WeRe Bank of England Will be Celebrating 10 years of service - March 2025
THE BEST YOU CAN EXPECT - USUALLY - IS A LOSS
The Judges, as you must realise, are totally subservient to their Paymasters. Who are they? Why, the banks of course; so, don’t expect them to do you any favours. Do you not think that a judge has a bank account into which is ‘Rewards” are paid monthly?
What we are participating in here is a game called: “Cracks in the paving stones” which will allow you (simply as a statistic in a probability game) to slip between the cracks of a financial recovery & punishment system and become a ‘write off’. The Judge is not compromised, the claimant simply loses [and this gets put down simply to either the para-legal being unlucky, incompetent or you just being ‘lucky on the day”] and considers issuing a ‘tax adjusted write off’ on your debt, and the system rolls on to crush its next victim. All you care about is ‘It not being you that’s crushed on that day!”
To Begin, We Need a Beginning
What is Credit? Negative money – hence destructive to society generally and fully imposed upon the citizenry to enslave them. Negative impedance requires a current or Currency to run through the metaphorical veins of society.
What is a Loan Agreement?
Nothing more than a futures contract and hence subject to all aspects of Securities Fraud and Securities Agency.
There is only one Problem – though it seems there are many.
What is the Collection Agent or Debt Buyer Suing You on the Basis of?
Unless you recognise the Problem then you would never know it had been solved, even if it had – correct? Now, if the Answer is always to be found where the Problem lies, then we have a sure fired way of ‘understanding” if not solving the problem. So, let’s go and solve or remedy it now!
The Zulu Principle was an investment guide strategy written by English accountant and investor Jim Slater, first published in 1992. Slater named his approach to investment research and management when he observed that after reading a short article on the Zulu people in the Reader's Digest his wife was better informed on the subject than he himself was. He went on to consider that if his wife read all the books she could find on the subject of Zulus, coupled with a visit to South Africa to meet them for herself, then in a relatively short period of time she could become one of the leading authorities on that "clearly defined and narrow area of knowledge".
Hence here we see the key stratagem to defeating the Debt Collection Agent – that is in you understanding his world as much as he does, if not better.
Foreword
Virtually everyone in the world is ignorant of the procedural routines involved when a complainant, the plaintiff, decides after recovery failure, to pursue them in the courts for supposed non-payment of a ‘so called’ debt. Credit cards debt, bank loans, car loans, non-payment of local taxes, fines, all form part of the Modern-Day Money Merry Go-Around. The theatre does have some rules but for most people they fail to see or learn them. Predominately, they are The Laws of evidence and the various Business Exemptions Rules, which differ (for example) in the USA not only from county to county, but from State to State. However, the dance may be a tango or a foxtrot, it may be the Cha Cha Cha or Line dancing or flamenco, but everyone requires some music, some rhythm and two people with legs attached to feet to perform the movements.

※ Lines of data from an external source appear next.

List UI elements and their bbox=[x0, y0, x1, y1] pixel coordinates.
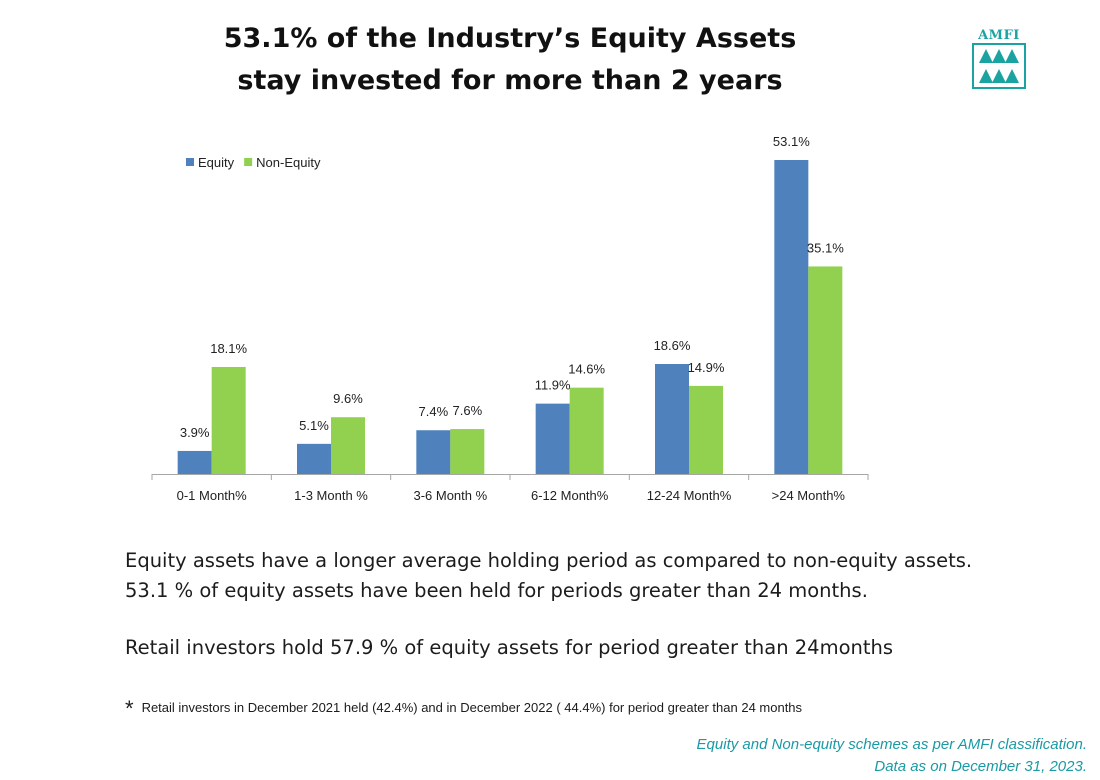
equity-bar bbox=[177, 450, 212, 474]
equity-data-label: 5.1% bbox=[299, 418, 329, 433]
source-note: Equity and Non-equity schemes as per AMF… bbox=[697, 734, 1087, 778]
non-equity-data-label: 14.9% bbox=[688, 360, 725, 375]
source-line-1: Equity and Non-equity schemes as per AMF… bbox=[696, 736, 1087, 753]
non-equity-bar bbox=[689, 385, 723, 474]
equity-data-label: 7.4% bbox=[419, 404, 449, 419]
x-tick-label: >24 Month% bbox=[772, 488, 846, 503]
explanation-line-1: Equity assets have a longer average hold… bbox=[125, 549, 973, 572]
equity-legend-swatch bbox=[186, 158, 194, 166]
non-equity-data-label: 35.1% bbox=[807, 240, 844, 255]
title-line-2: stay invested for more than 2 years bbox=[237, 65, 783, 96]
non-equity-bar bbox=[808, 266, 843, 474]
x-tick-label: 1-3 Month % bbox=[294, 488, 368, 503]
logo-triangles-icon bbox=[972, 43, 1026, 89]
equity-legend-label: Equity bbox=[198, 155, 235, 170]
non-equity-bar bbox=[331, 417, 365, 474]
non-equity-data-label: 7.6% bbox=[453, 403, 483, 418]
equity-bar bbox=[655, 364, 689, 474]
x-tick-label: 12-24 Month% bbox=[647, 488, 732, 503]
equity-bar bbox=[297, 443, 331, 474]
retail-investors-statement: Retail investors hold 57.9 % of equity a… bbox=[125, 636, 894, 659]
footnote-asterisk: * bbox=[125, 696, 134, 721]
footnote: * Retail investors in December 2021 held … bbox=[125, 696, 802, 722]
x-tick-label: 0-1 Month% bbox=[177, 488, 248, 503]
non-equity-data-label: 9.6% bbox=[333, 391, 363, 406]
equity-bar bbox=[416, 430, 451, 474]
equity-bar bbox=[535, 403, 570, 474]
x-tick-label: 3-6 Month % bbox=[413, 488, 487, 503]
equity-bar bbox=[774, 160, 809, 474]
slide-title: 53.1% of the Industry’s Equity Assets st… bbox=[160, 18, 860, 102]
title-line-1: 53.1% of the Industry’s Equity Assets bbox=[223, 23, 797, 54]
amfi-logo: AMFI bbox=[972, 28, 1026, 90]
equity-data-label: 18.6% bbox=[654, 338, 691, 353]
non-equity-bar bbox=[569, 387, 604, 474]
explanation-paragraph: Equity assets have a longer average hold… bbox=[125, 546, 972, 606]
non-equity-legend-label: Non-Equity bbox=[256, 155, 321, 170]
equity-data-label: 11.9% bbox=[535, 378, 571, 393]
equity-data-label: 3.9% bbox=[180, 425, 210, 440]
non-equity-data-label: 14.6% bbox=[568, 362, 605, 377]
footnote-text: Retail investors in December 2021 held (… bbox=[141, 700, 803, 715]
holding-period-bar-chart: 0-1 Month% 3.9% 18.1% 1-3 Month % 5.1% 9.6% 3-… bbox=[151, 134, 869, 503]
non-equity-bar bbox=[211, 366, 246, 474]
non-equity-legend-swatch bbox=[244, 158, 253, 166]
logo-text: AMFI bbox=[978, 28, 1020, 43]
non-equity-data-label: 18.1% bbox=[210, 341, 247, 356]
non-equity-bar bbox=[450, 429, 485, 474]
explanation-line-2: 53.1 % of equity assets have been held f… bbox=[125, 579, 868, 602]
source-line-2: Data as on December 31, 2023. bbox=[874, 758, 1087, 775]
x-tick-label: 6-12 Month% bbox=[531, 488, 609, 503]
equity-data-label: 53.1% bbox=[773, 134, 810, 149]
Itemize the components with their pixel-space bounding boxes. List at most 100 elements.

WHEN YOU REACH A FORK IN THE ROAD – YOU CANNOT GO STRAIGHT AHEAD – ONLY ONE PATH CAN BE TAKEN – WHICH DO YOU CHOOSE?
Why you lose in Court on Debt Cases
Going to court and the Top 10 Reasons People Fail to Win Their Case
As an appetiser the 10 most common errors that will result in 90% failure in court are the following:
1. Speculating or guessing an answer because they have done no homework and have no idea how the Debt Recovery game is played
2. Being totally unaware of the Rules of Evidence
3. Failing to Cross Examine the attorney/para-legal and/or plaintiff’s witness as they have no idea what to ask, so they feel too intimidated to respond
4. Answering a question without ‘hearing’ the question fully or to the end
5. Answering a question without understanding the question
6. Answering a question without taking the time to think what the truthful answer to the question is – the truth works well in our case
7. Answering more than is asked – only answer the question posed
8. Trying to outsmart the collection agent, para-legal, plf representative
9. Having the wrong/incorrect court room appearance.